Health care benefits are the single largest expense for most employers, after payroll. The costs are staggering, and most employers largely fly blind in terms of knowing the detail behind the numbers and being able to effectuate change. This is now starting to change.
Recently, the National Business Group on Health surveyed their membership of large employers and reported that their members expect a 6% increase in health benefit costs in 2016. Employers attribute rising costs to specialty pharmacy, specific diseases or conditions, and overall medical inflation. For 43% of employers, the No. 1 cost driver is high-cost claimants.
In the decade leading up to 2014, Kaiser Family Foundation research revealed that the average premium for family coverage increased 69%. In 2014, average annual premiums for employer-sponsored family health coverage reached $16,834, and 20% of family plans were at least $20,201.
Most large employers and increasing numbers of medium and smaller employers self-fund their health benefits. Traditional fully insured benefit plan membership dropped by more than 10% from September 2013 to September 2014, and today more than three in five companies are self-insured.

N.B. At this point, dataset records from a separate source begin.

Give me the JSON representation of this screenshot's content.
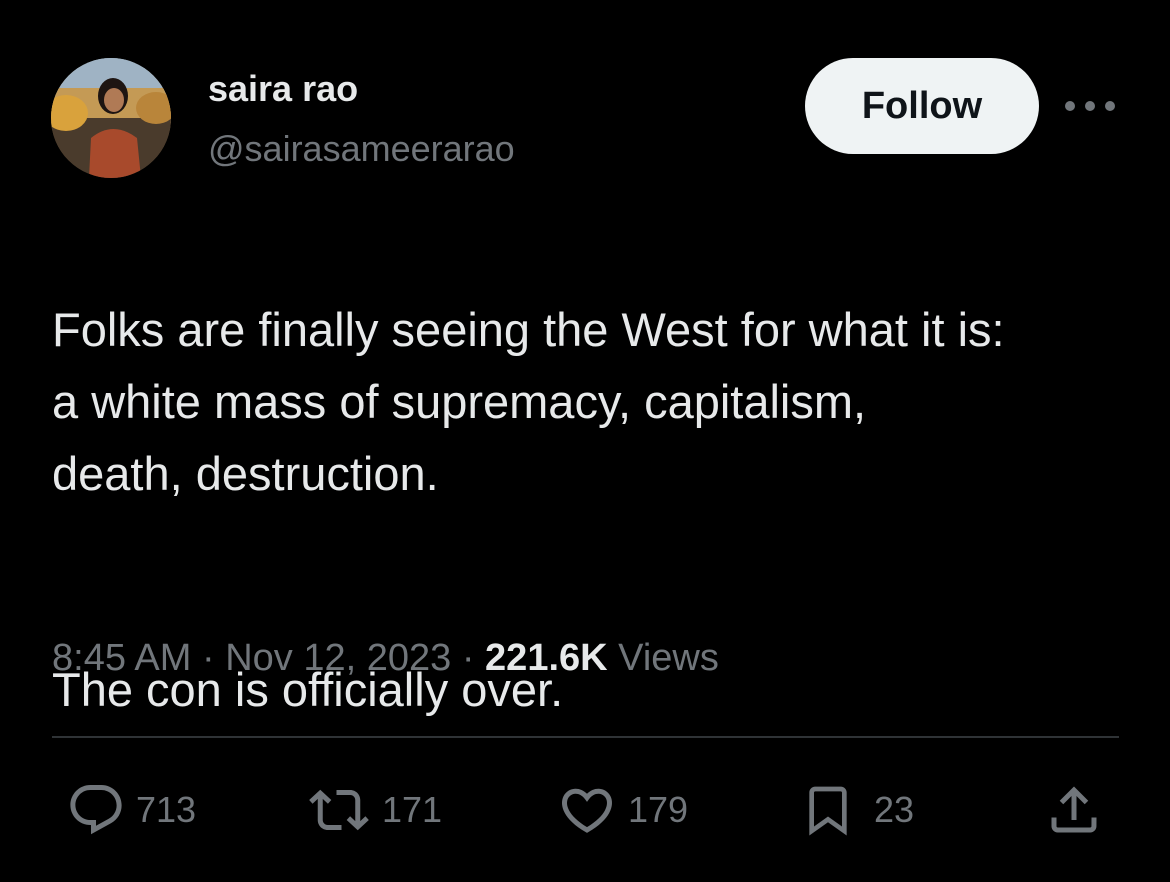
{
  "author": {
    "display_name": "saira rao",
    "handle": "@sairasameerarao",
    "avatar_icon": "profile-photo"
  },
  "header": {
    "follow_label": "Follow",
    "more_icon": "more-horizontal-icon"
  },
  "tweet": {
    "paragraphs": [
      "Folks are finally seeing the West for what it is:\na white mass of supremacy, capitalism,\ndeath, destruction.",
      "The con is officially over."
    ],
    "time": "8:45 AM",
    "separator": "·",
    "date": "Nov 12, 2023",
    "views_count": "221.6K",
    "views_label": "Views"
  },
  "actions": {
    "replies": "713",
    "reposts": "171",
    "likes": "179",
    "bookmarks": "23"
  },
  "colors": {
    "background": "#000000",
    "primary_text": "#e7e9ea",
    "secondary_text": "#71767b",
    "follow_button_bg": "#eff3f4",
    "divider": "#2f3336"
  }
}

Employers primarily chose self-funded plans — also known as administrative services only or ASO — because they are said to offer greater control over cost-containment. In contrast to their fully insured counterparts, self-funded employers have the flexibility to make benefit and plan design changes such as shifting employee cost-sharing arrangements, implementing incentivized wellness programs, identifying case and disease management intervention opportunities, and more. Typically, they also have access to more reporting and claims detail to inform plan changes and strategies for mitigating cost increases. Yet, as evidenced by the recent survey of NBGH members, even ASO employers have had limited success in impacting the cost curve.
Not for lack of trying, however. Even for the largest employers — like Intel, which led a multi-year effort to collaborate with physicians, hospitals, health plans and other employers to reduce clinical and administrative costs by applying supply chain management best practices— health care information was primarily limited to claims expenses that hit as much as three to four months after the medical event.
Leading-edge reporting platforms
The savviest employers and employer coalitions are just beginning to make full use of the same analytics and insight platforms that hospitals and physician practices are using to manage the quality and cost of their patients in accountable care organizations and other risk-based contacts. These robust reporting platforms integrate all of the information now available to hospitals and physicians — claims, utilization data, and clinical information and outcomes such as hospital admissions, lab results and medications with benefit information and patient-generated data including Fitbit activity and consumer purchasing behavior — to create a near real-time holistic view of the employee. This view draws from the same information that informs the clinician perspective on the employee but is customized and appropriate to the role of employers and HR personnel and presented in easy-to-understand dashboards.
These leading-edge reporting platforms enable employers to participate more fully in improving the cost and quality of employee health. Employers now have the information necessary to make informed decisions about the effectiveness of their health insurance plans for their employees as a whole — whether they are self-funded or fully insured — as well as measure the plan’s efficacy in managing the quality and cost of health care for specific employee populations such as diabetics and high-cost claimants, who are thought to be one of the primary drivers in increasing health care costs.